On behalf of The Marks Law Firm, L.L.C. posted in Child Custody on Thursday, February 2, 2012
Divorce is often difficult, whether it takes place in St. Louis or in San Diego, where divorce expert Nancy Fagan is located.
Fagan writes a column on divorce for the Huffington Post. Her most recent column discusses ways in which parents can reconnect, and stay connected, with their children following a divorce with difficult child custody disputes.
She writes that parents today embroiled in a contentious child custody fight should try to remember that most parent-child relationships “go back to normal once the family moves past the divorce crisis.”
However, that doesn’t mean there isn’t work to be done in order to restore normality to the relationship.
Parents need to understand that children go through a level of trauma when their family breaks up and their parents split. Those parents often must create and carry out a deliberate, thoughtful plan to reassure their children and reconnect with them on a variety of emotional levels.
Fagan says one way to reconnect with a young child after the divorce is to do something kids love to do: Play. Whether it’s playing tag, or with Lego’s, computer games or anything else, play is a great, natural way for parents to connect to their kids.

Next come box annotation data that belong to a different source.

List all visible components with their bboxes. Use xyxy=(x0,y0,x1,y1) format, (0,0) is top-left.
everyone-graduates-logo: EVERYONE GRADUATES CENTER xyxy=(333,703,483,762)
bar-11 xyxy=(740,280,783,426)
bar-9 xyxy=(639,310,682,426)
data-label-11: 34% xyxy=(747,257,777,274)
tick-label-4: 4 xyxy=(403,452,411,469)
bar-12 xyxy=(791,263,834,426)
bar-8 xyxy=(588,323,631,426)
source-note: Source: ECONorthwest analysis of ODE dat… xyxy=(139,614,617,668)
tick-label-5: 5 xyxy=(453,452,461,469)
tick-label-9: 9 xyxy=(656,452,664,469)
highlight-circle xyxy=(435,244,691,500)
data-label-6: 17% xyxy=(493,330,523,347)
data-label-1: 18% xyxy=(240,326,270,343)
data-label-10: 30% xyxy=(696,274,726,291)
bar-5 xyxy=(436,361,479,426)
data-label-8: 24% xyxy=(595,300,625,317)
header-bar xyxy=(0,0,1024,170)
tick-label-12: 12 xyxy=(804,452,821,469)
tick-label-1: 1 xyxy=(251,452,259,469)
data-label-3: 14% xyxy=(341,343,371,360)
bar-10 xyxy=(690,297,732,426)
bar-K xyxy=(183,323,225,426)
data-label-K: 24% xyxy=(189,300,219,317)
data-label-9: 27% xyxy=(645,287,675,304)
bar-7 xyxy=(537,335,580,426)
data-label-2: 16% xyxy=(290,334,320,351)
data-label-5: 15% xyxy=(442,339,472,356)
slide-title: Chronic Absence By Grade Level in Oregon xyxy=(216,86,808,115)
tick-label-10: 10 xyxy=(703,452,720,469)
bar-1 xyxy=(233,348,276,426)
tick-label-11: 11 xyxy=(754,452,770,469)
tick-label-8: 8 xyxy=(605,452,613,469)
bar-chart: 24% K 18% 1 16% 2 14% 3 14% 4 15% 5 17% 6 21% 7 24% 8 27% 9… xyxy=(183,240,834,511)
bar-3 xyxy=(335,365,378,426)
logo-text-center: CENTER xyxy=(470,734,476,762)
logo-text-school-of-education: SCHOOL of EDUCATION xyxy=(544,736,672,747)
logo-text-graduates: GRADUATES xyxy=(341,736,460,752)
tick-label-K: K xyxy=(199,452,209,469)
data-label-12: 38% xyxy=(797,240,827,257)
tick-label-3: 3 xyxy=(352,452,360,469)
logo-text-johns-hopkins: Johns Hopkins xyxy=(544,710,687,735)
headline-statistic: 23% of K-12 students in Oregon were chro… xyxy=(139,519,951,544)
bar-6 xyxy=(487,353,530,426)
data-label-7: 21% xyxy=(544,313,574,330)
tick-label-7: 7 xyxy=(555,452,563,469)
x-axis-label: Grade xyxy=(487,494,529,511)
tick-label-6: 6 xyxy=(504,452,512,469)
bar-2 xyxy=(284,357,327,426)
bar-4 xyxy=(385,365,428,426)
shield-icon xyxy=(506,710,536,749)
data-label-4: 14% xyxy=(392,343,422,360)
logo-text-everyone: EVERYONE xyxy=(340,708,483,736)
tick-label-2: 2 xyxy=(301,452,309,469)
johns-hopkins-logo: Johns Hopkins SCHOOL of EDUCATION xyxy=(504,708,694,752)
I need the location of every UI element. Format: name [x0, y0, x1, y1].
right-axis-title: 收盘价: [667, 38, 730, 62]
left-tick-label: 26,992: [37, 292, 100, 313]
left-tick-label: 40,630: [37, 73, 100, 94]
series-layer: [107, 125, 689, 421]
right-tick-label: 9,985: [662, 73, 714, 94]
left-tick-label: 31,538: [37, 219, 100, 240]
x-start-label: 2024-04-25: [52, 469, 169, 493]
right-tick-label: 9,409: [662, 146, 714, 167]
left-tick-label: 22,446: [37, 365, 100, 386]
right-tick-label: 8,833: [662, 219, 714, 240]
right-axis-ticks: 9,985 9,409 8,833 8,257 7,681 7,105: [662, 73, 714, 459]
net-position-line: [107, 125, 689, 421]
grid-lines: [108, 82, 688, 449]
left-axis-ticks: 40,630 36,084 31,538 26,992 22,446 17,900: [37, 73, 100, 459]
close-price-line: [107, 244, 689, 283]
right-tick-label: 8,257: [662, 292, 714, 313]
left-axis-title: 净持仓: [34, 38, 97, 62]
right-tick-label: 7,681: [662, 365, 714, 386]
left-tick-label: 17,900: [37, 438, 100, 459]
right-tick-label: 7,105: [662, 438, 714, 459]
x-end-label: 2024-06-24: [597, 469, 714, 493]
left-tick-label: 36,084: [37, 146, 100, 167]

Another way to reconnect is by talking with children, allowing them to express themselves on their lives, their problems and their concerns. By talking things out, conflicts can often be resolved and problems addressed.
Another way to strengthen the parent-child bonds is to be a part of activities outside the home: Going to a movie together, playing sports or eating out, for example. You could also attend a play or other school-related event; a great way to show them that you’re interested in them and proud of them.